Self-Supervised Vision Transformers: Emerging Properties

Press enter or click to view image in full size

Currently, I am continuing my journey of reading prevalent self-supervised learning papers, and this week I decided to read the DINO paper. I was particularly interested to read this paper since DINOv3 from META came out a month ago, and Dr. Jia-Bin Huang released a paper summarization on YouTube about the DINO series(I highly recommend you watch his detailed videos: link). Although this work was released in 2021, it has gone through 2 more iterations over the last 4 years. In this article, I won’t be going over the 2 most recent papers since most of the novelty and fundamental findings come from the first paper. At first glance, this paper and methodology seem very similar to the BYOL paper, but there are still some significant differences.

Vision Transformers:

Since this paper was released in 2021, Vision Transformers were just starting to become popular in the Computer Vision domain, so this paper heavily discusses the benefits of Vision Transformers. The authors wanted to see if Vision Transformers perform better in self-supervised settings compared to convnets. Additionally, they determine if Vision Transformers have unique learned representations compared to convnets. The issue with transformers is that they are computationally expensive and require lots of data. Transformers found success in Natural Language through the self-supervised setting, through works such as BeRT and GPT. Thus, the main motivation for this paper was to investigate the impact of self-supervised learning on Vision Transformers and their features.

Approach:

Knowledge Distillation: There is a student network g_θs that is trained to match the teacher network, parameterized by θs and θt.

General Idea:

Given the input image x, both networks create an encoded representation and then perform a normalized softmax to get P_s and P_t probability distributions. With a dynamically trained teacher network g_θt, we want to match P_s and P_t by minimizing cross-entropy(-alogb).

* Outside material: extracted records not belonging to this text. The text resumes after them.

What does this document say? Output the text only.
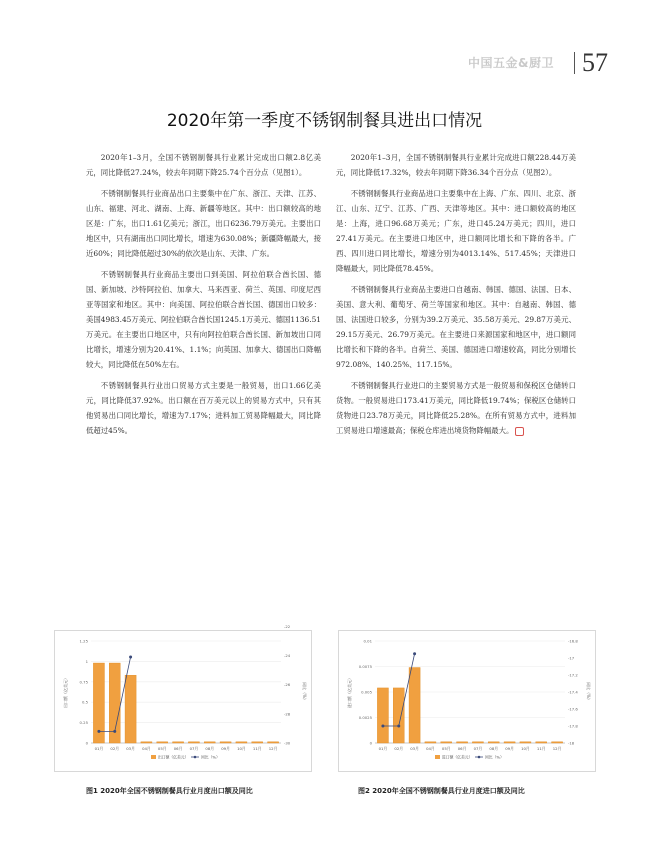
中国五金&厨卫 57
2020年第一季度不锈钢制餐具进出口情况

2020年1–3月，全国不锈钢制餐具行业累计完成出口额2.8亿美元，同比降低27.24%，较去年同期下降25.74个百分点（见图1）。

不锈钢制餐具行业商品出口主要集中在广东、浙江、天津、江苏、山东、福建、河北、湖南、上海、新疆等地区。其中：出口额较高的地区是：广东，出口1.61亿美元；浙江，出口6236.79万美元。主要出口地区中，只有湖南出口同比增长，增速为630.08%；新疆降幅最大，接近60%；同比降低超过30%的依次是山东、天津、广东。

不锈钢制餐具行业商品主要出口到美国、阿拉伯联合酋长国、德国、新加坡、沙特阿拉伯、加拿大、马来西亚、荷兰、英国、印度尼西亚等国家和地区。其中：向美国、阿拉伯联合酋长国、德国出口较多：美国4983.45万美元、阿拉伯联合酋长国1245.1万美元、德国1136.51万美元。在主要出口地区中，只有向阿拉伯联合酋长国、新加坡出口同比增长，增速分别为20.41%、1.1%；向英国、加拿大、德国出口降幅较大，同比降低在50%左右。

不锈钢制餐具行业出口贸易方式主要是一般贸易，出口1.66亿美元，同比降低37.92%。出口额在百万美元以上的贸易方式中，只有其他贸易出口同比增长，增速为7.17%；进料加工贸易降幅最大，同比降低超过45%。

2020年1–3月，全国不锈钢制餐具行业累计完成进口额228.44万美元，同比降低17.32%，较去年同期下降36.34个百分点（见图2）。

不锈钢制餐具行业商品进口主要集中在上海、广东、四川、北京、浙江、山东、辽宁、江苏、广西、天津等地区。其中：进口额较高的地区是：上海，进口96.68万美元；广东，进口45.24万美元；四川，进口27.41万美元。在主要进口地区中，进口额同比增长和下降的各半。广西、四川进口同比增长，增速分别为4013.14%、517.45%；天津进口降幅最大，同比降低78.45%。

不锈钢制餐具行业商品主要进口自越南、韩国、德国、法国、日本、美国、意大利、葡萄牙、荷兰等国家和地区。其中：自越南、韩国、德国、法国进口较多，分别为39.2万美元、35.58万美元、29.87万美元、29.15万美元、26.79万美元。在主要进口来源国家和地区中，进口额同比增长和下降的各半。自荷兰、美国、德国进口增速较高，同比分别增长972.08%、140.25%、117.15%。

不锈钢制餐具行业进口的主要贸易方式是一般贸易和保税区仓储转口货物。一般贸易进口173.41万美元，同比降低19.74%；保税区仓储转口货物进口23.78万美元，同比降低25.28%。在所有贸易方式中，进料加工贸易进口增速最高；保税仓库进出境货物降幅最大。

0
0.25
0.5
0.75
1
1.25
-30
-28
-26
-24
-22
出口额（亿美元）	同比（%）
01月 02月 03月 04月 05月 06月 07月 08月 09月 10月 11月 12月
出口额（亿美元）	同比（%）
0
0.0025
0.005
0.0075
0.01
-18
-17.8
-17.6
-17.4
-17.2
-17
-16.8
进口额（亿美元）	同比（%）
01月 02月 03月 04月 05月 06月 07月 08月 09月 10月 11月 12月
进口额（亿美元）	同比（%）
图1 2020年全国不锈钢制餐具行业月度出口额及同比	图2 2020年全国不锈钢制餐具行业月度进口额及同比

Normalized softmax to create probability distributions

Augmentations(Cropping):

They first create numerous crops using a multi-crop strategy of the given image(views). They generate 2 global views, x_1g and x_2g, and numerous local views of smaller resolution. The standard setting for crops in this paper is 2 global views at resolution 224² and several local views of 96².

Both local and global crops are passed through the student network, while the teacher only gets the global crop.

Loss:

The loss is minimizing the cross entropy between P_t(x) and P_s(x’) where x is the global views and x’ are the global+local views. They optimize using stochastic gradient descent.

Minimizing cross-entropy between student and teacher networks

Although both networks(student and teacher) have the same architecture, they don’t share the same parameters. The teacher network is not given a prior, rather it is fully based on the prior states of the student network. Similar to BYOL, they use an EMA(exponential moving average) momentum encoder to update the teacher weights:

Exponential Moving Average Updatin of teacher network parameters

with λ following a cosine schedule from 0.996 to 1. The teacher network actually displays better performance through training.

Architecture:

For the architecture of teacher and student networks, they use a ViT or ResNet encoder followed by a 3-layer MLP and l_2 normalization with a fully connected layer. Additionally, DINO doesn’t use batch normalization.

Collapse has been an issue in SSL methods, which are usually avoided using normalization or contrastive learning. The authors decide to use centering, since it doesn’t allow a certain batch to dominate. They do this by adding a bias term to the network while also performing EMA to update this bias term.

Overall represenation of the DINO architecture

Results:

On ImageNet:

With ResNet-50, they perform on par w/ SOTA methods.
With ViT, they show improvements over BYOL, MOCOv2, and SWAV.

DINO performs better when scaling up and using a larger ViT model.

DINO also performs well on Retrieval, Copy detection, Video instance segmentation, and other transfer learning downstream tasks.

Press enter or click to view image in full size

In conclusion, self-supervised learning can extract useful features using ViT that result in better performance than supervision methods and convnets.